一幕目から登場した絵里加。
豪華な衣装と舞台化粧に負けないオーラで、可憐で華やかに踊る。
大勢の中の踊りも ソロの部分も とても上手に踊れていた。
大きな拍手で 幕が下りる。
智くんと私はほっとして見つめ合う。
私は、急いで楽屋に行き、絵里加の着替えを手伝う。
「ママ、どうだった?」
背後から髪をセットする私に、絵里加は鏡越しに聞く。
「すごく良かったよ。この調子で、2幕も頑張ってね。」
絵里加は 自信に満ちた 誇らし気な表情をしていた。
私は、絵里加を強く抱きしめて 楽屋を出る。
「絵里ちゃん、度胸がいいわ。全然、緊張していないの。」
席に戻って、智くんに言う。
「俺の方が、心臓バクバクだったよ。
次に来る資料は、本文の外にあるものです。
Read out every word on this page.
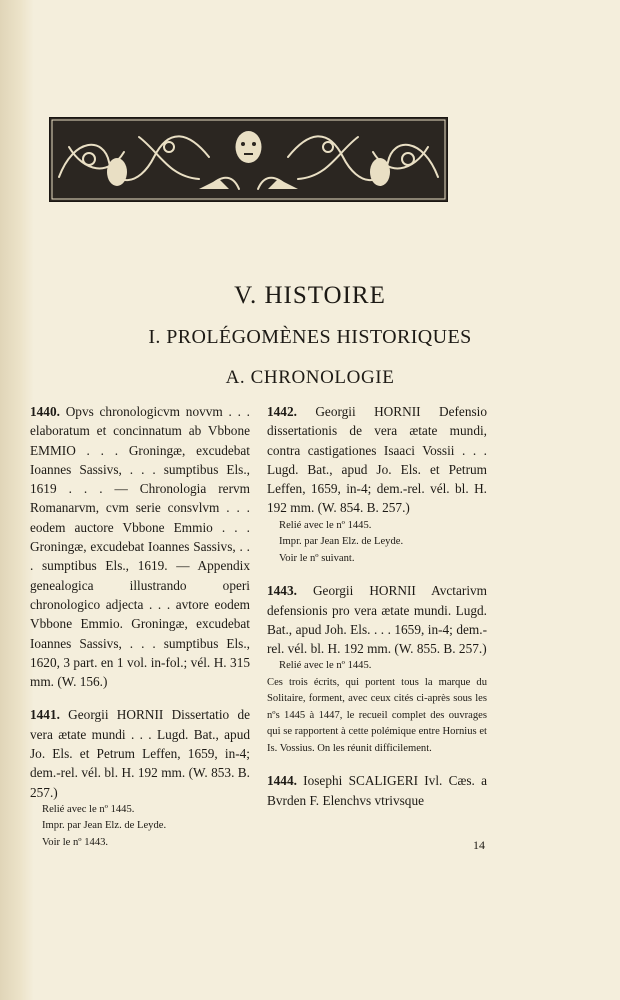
V. HISTOIRE
I. PROLÉGOMÈNES HISTORIQUES
A. CHRONOLOGIE

1440. Opvs chronologicvm novvm . . . elaboratum et concinnatum ab Vbbone EMMIO . . . Groningæ, excudebat Ioannes Sassivs, . . . sumptibus Els., 1619 . . . — Chronologia rervm Romanarvm, cvm serie consvlvm . . . eodem auctore Vbbone Emmio . . . Groningæ, excudebat Ioannes Sassivs, . . . sumptibus Els., 1619. — Appendix genealogica illustrando operi chronologico adjecta . . . avtore eodem Vbbone Emmio. Groningæ, excudebat Ioannes Sassivs, . . . sumptibus Els., 1620, 3 part. en 1 vol. in-fol.; vél. H. 315 mm. (W. 156.)

1441. Georgii HORNII Dissertatio de vera ætate mundi . . . Lugd. Bat., apud Jo. Els. et Petrum Leffen, 1659, in-4; dem.-rel. vél. bl. H. 192 mm. (W. 853. B. 257.)

Relié avec le nº 1445.

Impr. par Jean Elz. de Leyde.

Voir le nº 1443.

1442. Georgii HORNII Defensio dissertationis de vera ætate mundi, contra castigationes Isaaci Vossii . . . Lugd. Bat., apud Jo. Els. et Petrum Leffen, 1659, in-4; dem.-rel. vél. bl. H. 192 mm. (W. 854. B. 257.)

Relié avec le nº 1445.

Impr. par Jean Elz. de Leyde.

Voir le nº suivant.

1443. Georgii HORNII Avctarivm defensionis pro vera ætate mundi. Lugd. Bat., apud Joh. Els. . . . 1659, in-4; dem.-rel. vél. bl. H. 192 mm. (W. 855. B. 257.)

Relié avec le nº 1445.

Ces trois écrits, qui portent tous la marque du Solitaire, forment, avec ceux cités ci-après sous les nºs 1445 à 1447, le recueil complet des ouvrages qui se rapportent à cette polémique entre Hornius et Is. Vossius. On les réunit difficilement.

1444. Iosephi SCALIGERI Ivl. Cæs. a Bvrden F. Elenchvs vtrivsque

14
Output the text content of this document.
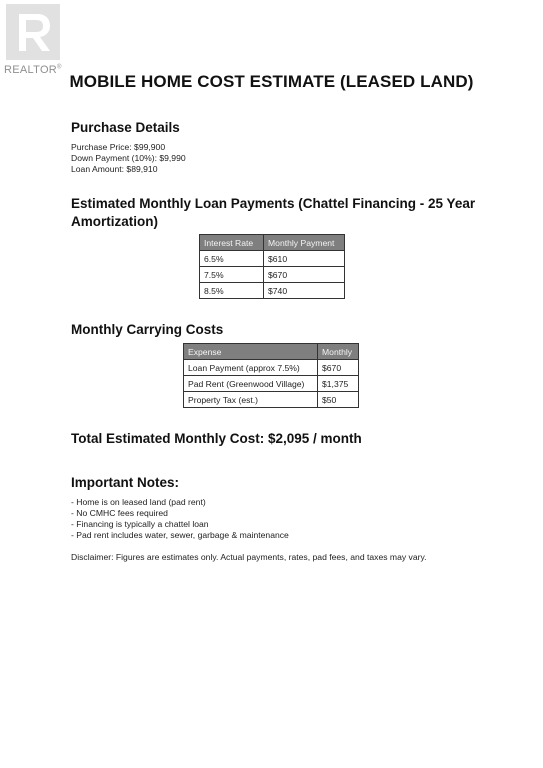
REALTOR®
MOBILE HOME COST ESTIMATE (LEASED LAND)
Purchase Details
Purchase Price: $99,900
Down Payment (10%): $9,990
Loan Amount: $89,910
Estimated Monthly Loan Payments (Chattel Financing - 25 Year
Amortization)
Interest Rate	Monthly Payment
6.5%	$610
7.5%	$670
8.5%	$740
Monthly Carrying Costs
Expense	Monthly
Loan Payment (approx 7.5%)	$670
Pad Rent (Greenwood Village)	$1,375
Property Tax (est.)	$50
Total Estimated Monthly Cost: $2,095 / month
Important Notes:
- Home is on leased land (pad rent)
- No CMHC fees required
- Financing is typically a chattel loan
- Pad rent includes water, sewer, garbage & maintenance
Disclaimer: Figures are estimates only. Actual payments, rates, pad fees, and taxes may vary.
」智くんも笑う。
「すごく良かったわ。相当、練習頑張ったのね。」
お姉様は、感心した顔で。
「絵里ちゃん、一番可愛いね。手足も長いし。」
お兄様の感想は、独特だった。
「もう。何見ているの。」とお姉様に笑われる。
お父様もお母様も 驚きと歓びで微笑んだまま 何も言わない。